Para
financiar a próxima safra da agricultura empresarial, o Plano Agrícola
e Pecuário 2008-2009 (PAP) terá R$ 65 bilhões, valor 217% maior que
ofertado na safra 2002/2003. Deste total, R$ 45,4 bilhões serão a juros
controlados, ou seja, com encargo financeiro de 6,75% ao ano. Isso
representa 20% a mais em relação ao ciclo 2007-2008. O Plano foi
lançado, nesta quarta-feira (2), em Curitiba (PR), pelo presidente da
República, Luiz Inácio Lula da Silva e pelo ministro da Agricultura,
Pecuária e Abastecimento, Reinhold Stephanes. Os recursos totais para o
crédito rural serão 12,1% superiores aos disponíveis na safra que se
encerra.
Os recursos serão aplicados no custeio, comercialização e
investimento da produção agropecuária. Além do aumento do volume de
crédito, o PAP 2008-2009 terá a ampliação do limite de financiamento e
de renda para alguns programas de investimento, eliminação de taxa flat
do Moderfrota, reajuste de preços mínimos, especialmente para alimentos
essenciais, como arroz, feijão, milho e trigo. Além disso, nesta
edição, o plano terá incentivos especiais para a produção sustentável.

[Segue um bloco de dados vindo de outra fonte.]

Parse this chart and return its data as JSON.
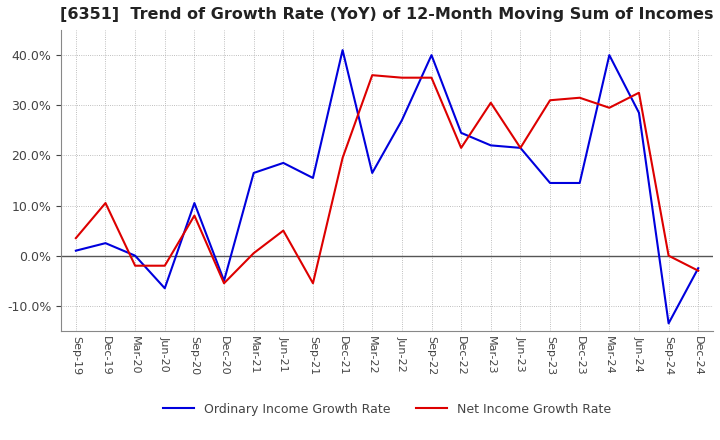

Uma linha de crédito de R$ 1 bilhão está à disposição dos agricultores
para financiar a recuperação de áreas degradadas.
As metas centrais do plano são ampliar a produção agrícola, reduzir
o impacto do aumento do custo para o produtor, garantir o abastecimento
interno e aumentar a participação do agronegócio brasileiro no mercado
internacional. A expectativa do governo é que a produção cresça 5% na
próxima safra, atingindo os 150 milhões de toneladas de grãos, fibras e
cereais, o maior volume já registrado. Um dos resultados mais
importantes desse aumento de produção é evitar que os preços dos
alimentos continuem subindo.
“Em um momento de escassez e de alta nos preços dos alimentos, o
Brasil tem a possibilidade real de se consolidar como um dos maiores
fornecedores de produtos agropecuários para o mundo. Contudo, o mundo
quer mais do que nossos alimentos. Nossos clientes e concorrentes, por
diferentes motivos, cobram do Brasil uma posição de respeito ao meio
ambiente”, ressaltou o ministro Stephanes.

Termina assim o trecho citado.